Local agent benchmarks - which model survives a real loop

Patrick Gawron · April 5, 2026

Question: which local model runs a non-trivial agent loop (multi-step tool use, file edits, test runs) without falling apart?

Date: April 2026 Hardware: RTX 4090, 64 GB RAM, WSL2

The task

Fixed prompt: “Add input validation to user.py, write a test, and run the test suite.” → Tools available: file-read, file-write, shell. → Success = test passes AND nothing else breaks.

Results

Model	Quant	Success	Tool-call errors	Time
Qwen 3.5 14B	Q4_K_M	✅	0	0:42
Qwen 3.5 7B	Q5_K_M	✅	1	0:31
Llama 4 8B	Q4_K_M	⚠️	3	1:10
Mistral Small 3	Q4_K_M	❌	5	—
Gemma 3 12B	Q4_K_M	❌	4	—

Legend: ✅ = completed correctly, ⚠️ = completed after retry, ❌ = gave up.

Findings

→ Tool-calling reliability > raw reasoning. Qwen 3.5 trained with tool-use in core instruction data → zero malformed JSON, zero imaginary tool names. → WARNING: quantization below Q4 is a trap for agents. Q3 variants degraded tool-call formatting even when general chat felt fine. → 7B can be enough.
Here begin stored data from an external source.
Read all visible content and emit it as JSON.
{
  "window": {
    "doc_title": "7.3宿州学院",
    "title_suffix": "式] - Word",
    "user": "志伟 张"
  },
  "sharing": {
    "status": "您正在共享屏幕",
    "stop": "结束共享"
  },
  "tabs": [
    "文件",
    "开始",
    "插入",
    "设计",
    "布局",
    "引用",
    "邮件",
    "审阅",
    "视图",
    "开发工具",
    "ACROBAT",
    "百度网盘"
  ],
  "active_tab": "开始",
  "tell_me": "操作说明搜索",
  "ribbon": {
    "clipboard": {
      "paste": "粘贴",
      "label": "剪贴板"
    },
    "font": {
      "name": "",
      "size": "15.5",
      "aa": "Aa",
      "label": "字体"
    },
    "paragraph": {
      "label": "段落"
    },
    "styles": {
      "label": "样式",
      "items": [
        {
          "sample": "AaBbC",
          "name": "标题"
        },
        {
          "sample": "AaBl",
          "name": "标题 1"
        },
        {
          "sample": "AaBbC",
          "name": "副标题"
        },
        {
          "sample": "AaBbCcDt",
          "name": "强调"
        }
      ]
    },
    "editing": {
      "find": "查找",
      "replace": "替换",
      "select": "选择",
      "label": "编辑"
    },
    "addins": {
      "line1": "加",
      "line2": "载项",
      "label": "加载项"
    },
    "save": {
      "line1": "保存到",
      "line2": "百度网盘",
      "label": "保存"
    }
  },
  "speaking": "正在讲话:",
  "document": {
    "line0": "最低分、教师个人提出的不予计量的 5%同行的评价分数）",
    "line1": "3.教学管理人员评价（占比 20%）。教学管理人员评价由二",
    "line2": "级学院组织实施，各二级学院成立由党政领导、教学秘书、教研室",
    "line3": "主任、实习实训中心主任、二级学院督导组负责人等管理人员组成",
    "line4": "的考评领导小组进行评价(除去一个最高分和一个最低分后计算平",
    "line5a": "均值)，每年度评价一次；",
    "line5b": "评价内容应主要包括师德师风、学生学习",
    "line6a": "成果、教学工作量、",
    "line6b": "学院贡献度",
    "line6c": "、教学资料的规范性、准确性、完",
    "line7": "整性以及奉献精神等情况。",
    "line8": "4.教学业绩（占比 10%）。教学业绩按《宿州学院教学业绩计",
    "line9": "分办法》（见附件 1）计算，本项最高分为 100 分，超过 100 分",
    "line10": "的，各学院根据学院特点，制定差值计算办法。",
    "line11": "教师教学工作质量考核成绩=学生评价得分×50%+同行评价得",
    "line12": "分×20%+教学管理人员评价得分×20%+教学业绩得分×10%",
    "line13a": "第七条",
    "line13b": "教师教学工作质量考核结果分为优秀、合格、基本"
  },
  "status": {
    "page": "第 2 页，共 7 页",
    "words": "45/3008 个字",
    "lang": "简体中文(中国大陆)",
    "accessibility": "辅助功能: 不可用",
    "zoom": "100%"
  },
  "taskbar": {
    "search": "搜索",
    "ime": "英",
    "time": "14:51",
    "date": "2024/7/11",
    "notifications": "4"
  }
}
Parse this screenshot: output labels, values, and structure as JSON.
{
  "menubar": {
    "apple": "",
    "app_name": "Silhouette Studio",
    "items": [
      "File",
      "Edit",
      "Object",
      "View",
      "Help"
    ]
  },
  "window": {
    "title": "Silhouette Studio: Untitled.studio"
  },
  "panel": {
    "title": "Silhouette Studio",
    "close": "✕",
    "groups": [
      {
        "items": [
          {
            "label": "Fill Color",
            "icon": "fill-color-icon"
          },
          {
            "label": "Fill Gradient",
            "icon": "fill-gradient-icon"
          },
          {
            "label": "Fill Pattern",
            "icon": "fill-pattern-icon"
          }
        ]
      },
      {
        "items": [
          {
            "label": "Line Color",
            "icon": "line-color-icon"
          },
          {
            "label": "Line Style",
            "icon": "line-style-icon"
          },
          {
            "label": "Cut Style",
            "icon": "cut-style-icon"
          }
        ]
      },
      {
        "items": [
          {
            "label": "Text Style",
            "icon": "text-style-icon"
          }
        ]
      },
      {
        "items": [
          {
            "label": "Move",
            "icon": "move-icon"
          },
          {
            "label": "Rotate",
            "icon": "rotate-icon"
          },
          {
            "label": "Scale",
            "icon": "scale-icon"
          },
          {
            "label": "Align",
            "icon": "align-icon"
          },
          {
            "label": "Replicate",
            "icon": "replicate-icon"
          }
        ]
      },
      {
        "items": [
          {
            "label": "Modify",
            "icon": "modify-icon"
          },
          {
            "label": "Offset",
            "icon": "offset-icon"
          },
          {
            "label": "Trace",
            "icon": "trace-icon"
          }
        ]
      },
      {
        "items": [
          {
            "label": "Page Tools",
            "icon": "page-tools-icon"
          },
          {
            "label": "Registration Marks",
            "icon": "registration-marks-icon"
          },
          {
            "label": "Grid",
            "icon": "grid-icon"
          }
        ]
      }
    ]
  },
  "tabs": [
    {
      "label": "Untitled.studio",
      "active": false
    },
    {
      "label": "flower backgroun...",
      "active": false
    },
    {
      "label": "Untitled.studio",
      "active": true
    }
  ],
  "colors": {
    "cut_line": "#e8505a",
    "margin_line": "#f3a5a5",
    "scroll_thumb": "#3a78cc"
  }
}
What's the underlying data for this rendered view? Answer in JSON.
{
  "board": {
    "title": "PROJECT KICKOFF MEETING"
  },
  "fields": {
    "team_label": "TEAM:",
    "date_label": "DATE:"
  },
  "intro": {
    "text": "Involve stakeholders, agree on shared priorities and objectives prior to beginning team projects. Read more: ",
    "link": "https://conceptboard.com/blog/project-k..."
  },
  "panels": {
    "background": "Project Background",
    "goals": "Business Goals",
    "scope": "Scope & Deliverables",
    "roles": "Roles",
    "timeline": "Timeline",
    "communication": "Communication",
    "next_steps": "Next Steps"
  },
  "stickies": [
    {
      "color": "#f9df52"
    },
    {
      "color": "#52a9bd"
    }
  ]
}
Qwen 3.5 7B handled the task with one retry. For a cheap background agent: acceptable.

Caveats

! One task, one machine, one day. ! Vibe check, not a paper. ! Your mileage will differ.

Code

All prompts, raw transcripts, scoring script → github.com/patrickgawron/local-agent-benchmarks (placeholder - not published yet).

Lesson: pick the model that was trained for tool use, not the one that scores highest on chat benchmarks. An agent that can’t emit valid JSON is a chatbot in a trench coat.